Le deuxième rapport, intitulé « Pour une intelligence artificielle maîtrisée, utile et démystifiée », se focalise  sur les impacts sociaux de l’IA. L’objectif de ce volumineux document rédigé par les Sénateurs Claude de Ganay et Dominique Gillot étant de forcer « les pouvoirs publics à proposer un point d’équilibre qui devra toujours être remis en débat à proportion des découvertes scientifiques, de leurs transferts et de leurs usages ». Pour les auteurs,  il est urgent d’ouvrir un débat public, « qui ne peut s’engager sereinement dans l’ignorance des technologies mises en œuvre, des méthodes scientifiques et des principes de l’intelligence artificielle ». A côté des enjeux économiques et sociaux, le rapport se prononce pour une IA maîtrisée, utile et démystifiée : maîtrisée, parce que ces technologies devront être plus sûres, plus transparentes et plus justes; utile parce qu’elles doivent, dans le respect des valeurs humanistes, profiter à tous au terme d’un large débat public et démystifiée, parce que les difficultés d’acceptabilité sociale de l’intelligence artificielle résultent largement de visions catastrophistes sans fondement. Dans un bel élan optimiste, les auteurs appelant de leurs vœux non pas une intelligence artificielle qui viendrait concurrencer l’homme mais une intelligence humaine augmentée qui trouverait en la machine un renfort technologique plutôt qu’un objet de confrontation

Intelligence artificielle, bêtise humaine

Une bien curieuse semaine puisqu’à côté de la sortie de ces deux rapports tentant d’organiser une riposte d’Etat face au tsunami de l’IA, Elon Musk, génial entrepreneur de la Silicon Valley, fondateur de Tesla, Space X… annonça avoir lancé son nouveau projet, « Euralink », pour concevoir des implants cérébraux permettant à l'homme de communiquer directement avec un ordinateur, sans contact tactile ou vocal.

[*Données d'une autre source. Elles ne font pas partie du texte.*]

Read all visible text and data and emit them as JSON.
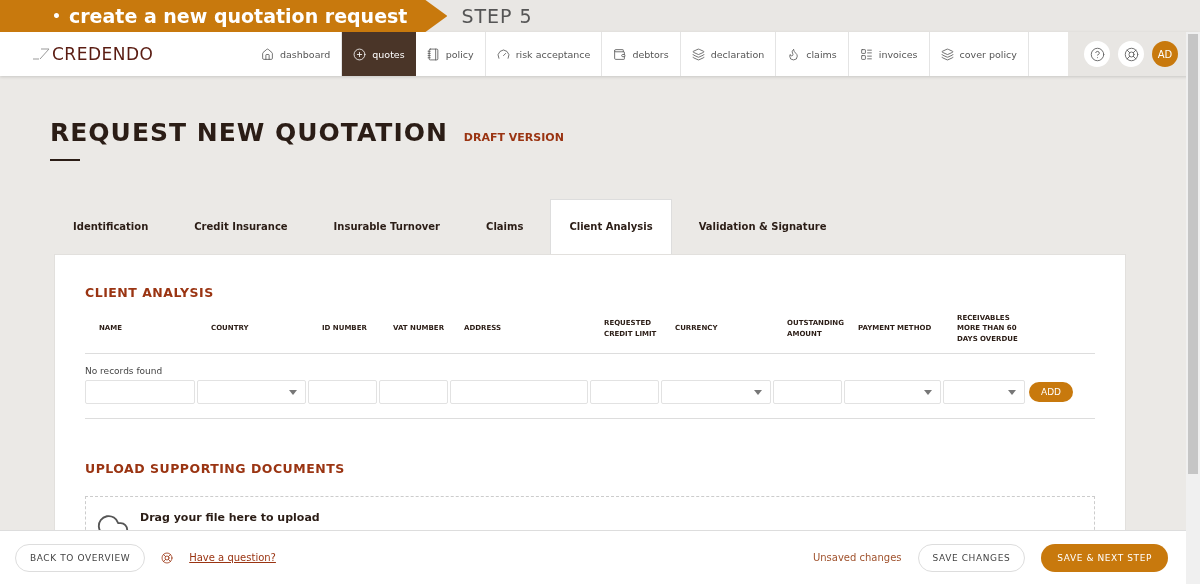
{
  "banner": {
    "bullet": "•",
    "title": "create a new quotation request",
    "step": "STEP 5"
  },
  "logo": "CREDENDO",
  "nav": [
    {
      "label": "dashboard",
      "selected": false
    },
    {
      "label": "quotes",
      "selected": true
    },
    {
      "label": "policy",
      "selected": false
    },
    {
      "label": "risk acceptance",
      "selected": false
    },
    {
      "label": "debtors",
      "selected": false
    },
    {
      "label": "declaration",
      "selected": false
    },
    {
      "label": "claims",
      "selected": false
    },
    {
      "label": "invoices",
      "selected": false
    },
    {
      "label": "cover policy",
      "selected": false
    }
  ],
  "user": {
    "initials": "AD"
  },
  "page": {
    "title": "REQUEST NEW QUOTATION",
    "badge": "DRAFT VERSION"
  },
  "tabs": [
    {
      "label": "Identification",
      "selected": false
    },
    {
      "label": "Credit Insurance",
      "selected": false
    },
    {
      "label": "Insurable Turnover",
      "selected": false
    },
    {
      "label": "Claims",
      "selected": false
    },
    {
      "label": "Client Analysis",
      "selected": true
    },
    {
      "label": "Validation & Signature",
      "selected": false
    }
  ],
  "client_analysis": {
    "title": "CLIENT ANALYSIS",
    "columns": [
      {
        "label": "NAME",
        "kind": "text"
      },
      {
        "label": "COUNTRY",
        "kind": "select"
      },
      {
        "label": "ID NUMBER",
        "kind": "text"
      },
      {
        "label": "VAT NUMBER",
        "kind": "text"
      },
      {
        "label": "ADDRESS",
        "kind": "text"
      },
      {
        "label": "REQUESTED CREDIT LIMIT",
        "kind": "text"
      },
      {
        "label": "CURRENCY",
        "kind": "select"
      },
      {
        "label": "OUTSTANDING AMOUNT",
        "kind": "text"
      },
      {
        "label": "PAYMENT METHOD",
        "kind": "select"
      },
      {
        "label": "RECEIVABLES MORE THAN 60 DAYS OVERDUE",
        "kind": "select"
      }
    ],
    "empty": "No records found",
    "add_button": "ADD"
  },
  "upload": {
    "title": "UPLOAD SUPPORTING DOCUMENTS",
    "drop_text": "Drag your file here to upload"
  },
  "footer": {
    "back": "BACK TO OVERVIEW",
    "help": "Have a question?",
    "status": "Unsaved changes",
    "save": "SAVE CHANGES",
    "next": "SAVE & NEXT STEP"
  }
}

Le même Elon Musk, déclarant, il y a un plus d’une année : « que la plus grande menace pour notre existence est l’intelligence artificielle… car avec elle, nous invoquons un démon ». Décidément, et à la différence des machines, nous autres humains ne sommes pas à une contradiction près quand il s’agit d’inventer de nouveaux pouvoirs transhumains. Comme l’écrit le philosophe Edgar Morin, nous devons veiller à ce que cette métamorphose de l’Homme ne se transforme «en un règne d’une nouvelle espèce de seigneurs, disposant de tous les pouvoirs dont ceux de la prolongation de la vie sur l’ensemble des autres êtres humains asservis.»